Should we match the number of physical cores, or is there a limit where performance degrades due to contention? We've seen suggestions ranging from 2 to 12 threads, but nothing concrete. -
If io-threads is limited to 4 or 8 (as documented), does this limit or bottleneck performance if server-threads is set higher (e.g., 16 or 32)?
Can server-threads scale independently of io-threads, or do they have a tight coupling in the internal architecture? This is crucial to know for tuning. -
How does Snap Inc. itself configure KeyDB for their production workloads that process millions of operations per second?
A real-world architecture outline (even abstracted) or guideline would help the community a lot. Are you using NUMA balancing, network queue alignment, or thread pinning?
📚 What We’re Looking For:
Updated and definitive documentation on thread configuration for KeyDB
Recommendations based on server specs (e.g., 32 cores, 128GB RAM)

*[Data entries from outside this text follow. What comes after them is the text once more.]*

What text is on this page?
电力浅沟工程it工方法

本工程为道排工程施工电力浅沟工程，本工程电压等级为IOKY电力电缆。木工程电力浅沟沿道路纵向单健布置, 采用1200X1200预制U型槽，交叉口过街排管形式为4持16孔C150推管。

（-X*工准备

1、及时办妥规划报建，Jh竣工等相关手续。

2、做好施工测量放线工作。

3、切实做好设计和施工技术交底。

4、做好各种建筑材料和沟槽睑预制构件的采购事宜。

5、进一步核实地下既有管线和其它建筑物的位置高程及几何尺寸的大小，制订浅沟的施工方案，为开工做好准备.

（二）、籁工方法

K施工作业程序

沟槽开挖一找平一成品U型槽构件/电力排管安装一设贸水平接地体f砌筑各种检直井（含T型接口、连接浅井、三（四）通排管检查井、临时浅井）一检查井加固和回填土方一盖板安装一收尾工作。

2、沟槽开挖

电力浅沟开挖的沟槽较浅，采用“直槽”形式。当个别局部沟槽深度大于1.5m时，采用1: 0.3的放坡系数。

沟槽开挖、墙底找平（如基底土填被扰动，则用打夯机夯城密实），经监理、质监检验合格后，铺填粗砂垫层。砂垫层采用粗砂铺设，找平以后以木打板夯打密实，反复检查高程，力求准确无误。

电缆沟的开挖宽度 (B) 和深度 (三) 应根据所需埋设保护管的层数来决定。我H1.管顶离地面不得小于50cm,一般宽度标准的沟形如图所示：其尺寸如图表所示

Examples or case studies of Snap Inc’s internal deployments
Clarification on whether the server-thread pool has internal locks or data sharing implications when scaled
💡 Why This Matters:
The lack of concrete tuning guidance is a blocker for teams running high-throughput real-time applications (e.g., gaming, AI caching, analytics). Choosing the wrong configuration leads to underutilized hardware, unexpected latency spikes, or even regressions over vanilla Redis in edge cases.
We’d love to contribute to docs if we can get some insight from the core team.
Thanks again for your great work and for pushing KeyDB forward.